Thanks. For several years now, most of my Sundays have begun with Cantatas from the Kuijken.set. But I just made a Tidal playlist of the eight available albums from Montreal Baroque. I will start listening this Sunday.


----------



## Kreisler jr (Apr 21, 2021)

Barbara Schlick was born in 1943. It would not be surprising for her to have been in fresher voice in the 1980s than in the late 1990s or early 2000s. I like the Magnificat with Herreweghe as well as her contributions to other recordings in the late 1980s and early 1990s a lot.


----------



## Marc (Jun 15, 2007)

Kreisler jr said:


> Barbara Schlick was born in 1943. It would not be surprising for her to have been in fresher voice in the 1980s than in the late 1990s or early 2000s. I like the Magnificat with Herreweghe as well as her contributions to other recordings in the late 1980s and early 1990s a lot.


I heard her live a few times around 1985-1987 and she was a very good Bach singer indeed, both 'in the studio' and in concert.

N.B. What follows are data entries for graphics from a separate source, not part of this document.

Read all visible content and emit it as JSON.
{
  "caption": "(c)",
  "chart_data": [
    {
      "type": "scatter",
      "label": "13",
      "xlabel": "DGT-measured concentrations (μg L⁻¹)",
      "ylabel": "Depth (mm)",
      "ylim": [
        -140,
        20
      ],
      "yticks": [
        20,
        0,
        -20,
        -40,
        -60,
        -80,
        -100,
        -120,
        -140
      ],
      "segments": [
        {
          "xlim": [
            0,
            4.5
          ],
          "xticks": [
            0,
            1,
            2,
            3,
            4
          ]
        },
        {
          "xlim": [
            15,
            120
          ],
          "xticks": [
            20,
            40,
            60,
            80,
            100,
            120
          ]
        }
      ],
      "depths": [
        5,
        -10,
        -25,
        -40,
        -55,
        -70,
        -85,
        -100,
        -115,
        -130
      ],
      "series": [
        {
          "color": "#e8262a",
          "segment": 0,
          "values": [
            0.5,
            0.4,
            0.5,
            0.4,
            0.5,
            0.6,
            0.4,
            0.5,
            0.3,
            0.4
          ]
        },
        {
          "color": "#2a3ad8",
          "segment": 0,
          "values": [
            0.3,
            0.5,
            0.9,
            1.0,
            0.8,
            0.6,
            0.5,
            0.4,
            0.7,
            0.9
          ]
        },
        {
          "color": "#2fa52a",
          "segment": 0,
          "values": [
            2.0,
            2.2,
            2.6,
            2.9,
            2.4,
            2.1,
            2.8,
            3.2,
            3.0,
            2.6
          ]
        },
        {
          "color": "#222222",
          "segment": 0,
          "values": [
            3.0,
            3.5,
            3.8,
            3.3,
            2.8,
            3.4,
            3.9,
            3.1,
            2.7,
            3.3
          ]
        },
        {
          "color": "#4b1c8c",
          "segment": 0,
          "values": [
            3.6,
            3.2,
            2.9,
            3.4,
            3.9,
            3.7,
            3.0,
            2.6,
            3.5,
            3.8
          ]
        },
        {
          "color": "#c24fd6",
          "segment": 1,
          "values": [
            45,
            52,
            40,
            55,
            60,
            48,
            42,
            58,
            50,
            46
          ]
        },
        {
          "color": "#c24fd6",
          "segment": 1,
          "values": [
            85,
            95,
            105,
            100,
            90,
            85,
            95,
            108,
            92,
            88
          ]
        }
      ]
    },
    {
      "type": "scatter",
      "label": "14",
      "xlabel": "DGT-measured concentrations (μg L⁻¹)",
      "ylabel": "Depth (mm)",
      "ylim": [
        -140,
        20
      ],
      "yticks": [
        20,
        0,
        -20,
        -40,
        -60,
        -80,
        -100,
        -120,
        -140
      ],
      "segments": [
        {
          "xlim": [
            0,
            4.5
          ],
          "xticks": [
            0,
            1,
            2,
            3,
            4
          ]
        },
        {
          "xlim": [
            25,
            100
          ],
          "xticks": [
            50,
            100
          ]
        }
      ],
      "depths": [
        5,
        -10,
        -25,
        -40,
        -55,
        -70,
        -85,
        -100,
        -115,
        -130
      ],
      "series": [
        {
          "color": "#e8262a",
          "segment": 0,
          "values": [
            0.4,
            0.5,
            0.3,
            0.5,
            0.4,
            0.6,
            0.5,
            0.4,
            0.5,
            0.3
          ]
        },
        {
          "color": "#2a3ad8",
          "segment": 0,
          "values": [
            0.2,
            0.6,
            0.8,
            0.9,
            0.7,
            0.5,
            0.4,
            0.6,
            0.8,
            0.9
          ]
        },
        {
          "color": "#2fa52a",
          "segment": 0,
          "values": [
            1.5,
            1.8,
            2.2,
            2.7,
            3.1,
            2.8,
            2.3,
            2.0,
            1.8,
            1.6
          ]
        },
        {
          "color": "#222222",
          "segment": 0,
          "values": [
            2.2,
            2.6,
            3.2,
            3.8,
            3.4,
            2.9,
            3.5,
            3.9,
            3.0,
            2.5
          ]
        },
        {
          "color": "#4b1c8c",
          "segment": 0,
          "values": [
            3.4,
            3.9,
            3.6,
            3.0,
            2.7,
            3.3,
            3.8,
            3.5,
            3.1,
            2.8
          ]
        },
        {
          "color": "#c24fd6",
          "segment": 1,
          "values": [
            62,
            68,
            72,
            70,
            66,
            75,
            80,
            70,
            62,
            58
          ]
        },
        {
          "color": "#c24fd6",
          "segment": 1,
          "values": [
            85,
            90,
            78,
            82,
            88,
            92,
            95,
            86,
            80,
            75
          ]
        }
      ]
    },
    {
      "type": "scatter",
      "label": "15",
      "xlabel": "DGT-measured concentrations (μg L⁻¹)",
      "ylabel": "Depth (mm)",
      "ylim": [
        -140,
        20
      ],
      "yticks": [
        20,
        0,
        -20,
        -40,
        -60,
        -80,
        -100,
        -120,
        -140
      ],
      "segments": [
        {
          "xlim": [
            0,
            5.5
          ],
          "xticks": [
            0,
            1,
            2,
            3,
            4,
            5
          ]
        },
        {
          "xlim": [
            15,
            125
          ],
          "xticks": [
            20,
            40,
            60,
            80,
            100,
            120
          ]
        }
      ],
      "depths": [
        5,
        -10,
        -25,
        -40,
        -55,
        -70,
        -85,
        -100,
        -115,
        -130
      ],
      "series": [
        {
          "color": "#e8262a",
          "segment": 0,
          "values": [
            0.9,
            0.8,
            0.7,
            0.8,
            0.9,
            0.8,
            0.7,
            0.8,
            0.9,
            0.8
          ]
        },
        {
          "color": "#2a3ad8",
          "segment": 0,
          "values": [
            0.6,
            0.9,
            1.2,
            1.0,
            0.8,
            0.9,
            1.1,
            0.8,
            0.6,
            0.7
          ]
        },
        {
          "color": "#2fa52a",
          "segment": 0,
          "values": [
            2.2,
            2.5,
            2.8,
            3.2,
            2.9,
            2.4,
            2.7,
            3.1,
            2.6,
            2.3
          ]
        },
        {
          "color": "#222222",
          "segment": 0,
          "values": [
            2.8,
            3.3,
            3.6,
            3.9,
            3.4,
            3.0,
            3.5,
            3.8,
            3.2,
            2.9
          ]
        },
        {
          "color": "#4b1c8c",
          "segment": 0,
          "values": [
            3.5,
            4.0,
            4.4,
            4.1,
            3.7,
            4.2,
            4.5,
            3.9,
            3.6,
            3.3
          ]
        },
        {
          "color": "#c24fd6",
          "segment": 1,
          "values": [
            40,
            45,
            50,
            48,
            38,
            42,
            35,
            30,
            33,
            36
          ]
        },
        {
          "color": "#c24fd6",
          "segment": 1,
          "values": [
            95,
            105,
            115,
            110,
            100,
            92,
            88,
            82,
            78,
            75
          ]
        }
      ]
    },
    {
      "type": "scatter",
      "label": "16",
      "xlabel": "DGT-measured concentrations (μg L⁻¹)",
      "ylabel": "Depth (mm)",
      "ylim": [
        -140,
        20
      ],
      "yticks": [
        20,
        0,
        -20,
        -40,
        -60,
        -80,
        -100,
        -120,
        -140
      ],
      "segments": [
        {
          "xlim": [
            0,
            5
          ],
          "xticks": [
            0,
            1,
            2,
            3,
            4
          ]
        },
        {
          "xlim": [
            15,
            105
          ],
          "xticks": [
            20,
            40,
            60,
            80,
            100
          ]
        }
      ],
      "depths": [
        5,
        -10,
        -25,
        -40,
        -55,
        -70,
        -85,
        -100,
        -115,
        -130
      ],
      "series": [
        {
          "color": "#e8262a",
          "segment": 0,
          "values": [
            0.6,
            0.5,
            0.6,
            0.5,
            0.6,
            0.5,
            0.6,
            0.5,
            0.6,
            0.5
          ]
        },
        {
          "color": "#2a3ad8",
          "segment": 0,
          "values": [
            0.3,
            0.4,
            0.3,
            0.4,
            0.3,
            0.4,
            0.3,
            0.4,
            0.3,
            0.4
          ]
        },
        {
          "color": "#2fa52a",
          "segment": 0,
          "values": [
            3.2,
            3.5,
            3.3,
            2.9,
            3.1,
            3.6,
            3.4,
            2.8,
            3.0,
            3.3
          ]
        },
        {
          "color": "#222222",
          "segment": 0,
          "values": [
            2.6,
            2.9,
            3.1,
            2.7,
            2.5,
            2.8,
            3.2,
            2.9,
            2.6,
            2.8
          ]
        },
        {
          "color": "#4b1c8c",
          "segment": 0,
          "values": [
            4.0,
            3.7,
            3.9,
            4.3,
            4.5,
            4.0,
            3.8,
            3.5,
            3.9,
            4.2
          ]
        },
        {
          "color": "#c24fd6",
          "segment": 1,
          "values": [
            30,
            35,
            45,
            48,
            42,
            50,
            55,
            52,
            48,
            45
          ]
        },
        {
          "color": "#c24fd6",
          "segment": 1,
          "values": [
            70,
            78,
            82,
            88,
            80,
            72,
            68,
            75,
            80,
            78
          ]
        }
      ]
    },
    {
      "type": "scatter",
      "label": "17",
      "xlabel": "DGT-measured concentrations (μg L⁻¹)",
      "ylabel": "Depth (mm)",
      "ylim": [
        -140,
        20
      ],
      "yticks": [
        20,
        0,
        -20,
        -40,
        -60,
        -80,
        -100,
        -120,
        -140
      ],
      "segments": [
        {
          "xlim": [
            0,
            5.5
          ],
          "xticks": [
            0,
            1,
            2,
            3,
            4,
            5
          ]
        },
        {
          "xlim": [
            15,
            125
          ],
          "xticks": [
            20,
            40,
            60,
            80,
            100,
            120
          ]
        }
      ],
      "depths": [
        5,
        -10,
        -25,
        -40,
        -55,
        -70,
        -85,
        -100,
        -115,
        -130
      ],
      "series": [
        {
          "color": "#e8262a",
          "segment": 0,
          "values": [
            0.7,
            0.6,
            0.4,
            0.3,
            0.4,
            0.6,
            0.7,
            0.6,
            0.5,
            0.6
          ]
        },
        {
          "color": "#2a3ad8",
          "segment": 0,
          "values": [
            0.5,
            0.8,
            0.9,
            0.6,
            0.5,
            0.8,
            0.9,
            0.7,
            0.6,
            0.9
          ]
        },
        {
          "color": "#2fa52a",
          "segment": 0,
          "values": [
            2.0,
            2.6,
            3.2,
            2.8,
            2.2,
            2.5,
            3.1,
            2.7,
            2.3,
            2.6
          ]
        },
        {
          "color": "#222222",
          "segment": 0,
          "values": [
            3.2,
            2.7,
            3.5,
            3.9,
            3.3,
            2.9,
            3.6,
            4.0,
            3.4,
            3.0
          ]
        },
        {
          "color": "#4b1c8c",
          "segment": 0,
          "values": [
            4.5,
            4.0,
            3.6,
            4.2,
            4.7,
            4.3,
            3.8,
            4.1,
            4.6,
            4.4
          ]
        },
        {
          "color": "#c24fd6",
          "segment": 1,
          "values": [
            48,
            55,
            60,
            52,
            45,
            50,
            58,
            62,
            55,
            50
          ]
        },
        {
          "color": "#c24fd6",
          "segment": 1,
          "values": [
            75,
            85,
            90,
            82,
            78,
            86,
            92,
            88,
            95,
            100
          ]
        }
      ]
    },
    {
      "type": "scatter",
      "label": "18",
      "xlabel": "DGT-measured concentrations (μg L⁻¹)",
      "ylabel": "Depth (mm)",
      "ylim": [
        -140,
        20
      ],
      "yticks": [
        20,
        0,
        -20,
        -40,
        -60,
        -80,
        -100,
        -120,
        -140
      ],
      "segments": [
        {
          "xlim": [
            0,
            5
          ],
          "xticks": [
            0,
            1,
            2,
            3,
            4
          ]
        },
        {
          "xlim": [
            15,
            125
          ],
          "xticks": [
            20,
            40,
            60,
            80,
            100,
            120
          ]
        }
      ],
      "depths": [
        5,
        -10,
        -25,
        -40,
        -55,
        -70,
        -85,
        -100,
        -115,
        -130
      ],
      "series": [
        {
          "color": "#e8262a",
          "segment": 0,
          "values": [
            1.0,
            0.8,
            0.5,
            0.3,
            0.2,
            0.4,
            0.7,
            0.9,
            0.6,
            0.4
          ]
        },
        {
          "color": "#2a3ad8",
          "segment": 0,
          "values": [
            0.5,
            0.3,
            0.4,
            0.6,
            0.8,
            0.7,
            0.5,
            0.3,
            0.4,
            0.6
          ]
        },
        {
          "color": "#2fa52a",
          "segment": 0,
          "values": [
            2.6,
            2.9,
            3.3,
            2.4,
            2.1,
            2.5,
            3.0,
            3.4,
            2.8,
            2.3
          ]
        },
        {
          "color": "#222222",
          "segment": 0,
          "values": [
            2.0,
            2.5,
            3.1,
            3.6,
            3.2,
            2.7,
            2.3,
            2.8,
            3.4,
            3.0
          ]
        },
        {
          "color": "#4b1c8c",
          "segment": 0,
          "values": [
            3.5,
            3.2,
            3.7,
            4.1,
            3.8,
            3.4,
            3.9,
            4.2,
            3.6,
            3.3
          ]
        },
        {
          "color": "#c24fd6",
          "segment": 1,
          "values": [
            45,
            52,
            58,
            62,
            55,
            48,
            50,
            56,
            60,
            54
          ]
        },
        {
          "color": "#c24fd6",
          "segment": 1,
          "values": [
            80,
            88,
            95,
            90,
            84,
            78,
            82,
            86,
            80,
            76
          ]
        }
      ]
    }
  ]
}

IIRC, after those first volumes, Koopman himself told a Dutch newspaper or magazine that Schlick, whom he had always admired a lot, was having difficulties with the higher pitch for the Mühlhausen and Weimar cantatas. (Koopman did them in choir pitch instead of chamber pitch.)
Therefore he switched to his 'own' sopranos and, after that, kept on working with younger singers indeed.


----------



## Bruckner Anton (Mar 10, 2016)

My favorite is Karl Richter's set, though his interpretation does not fit modern HIP-influenced audience well.


----------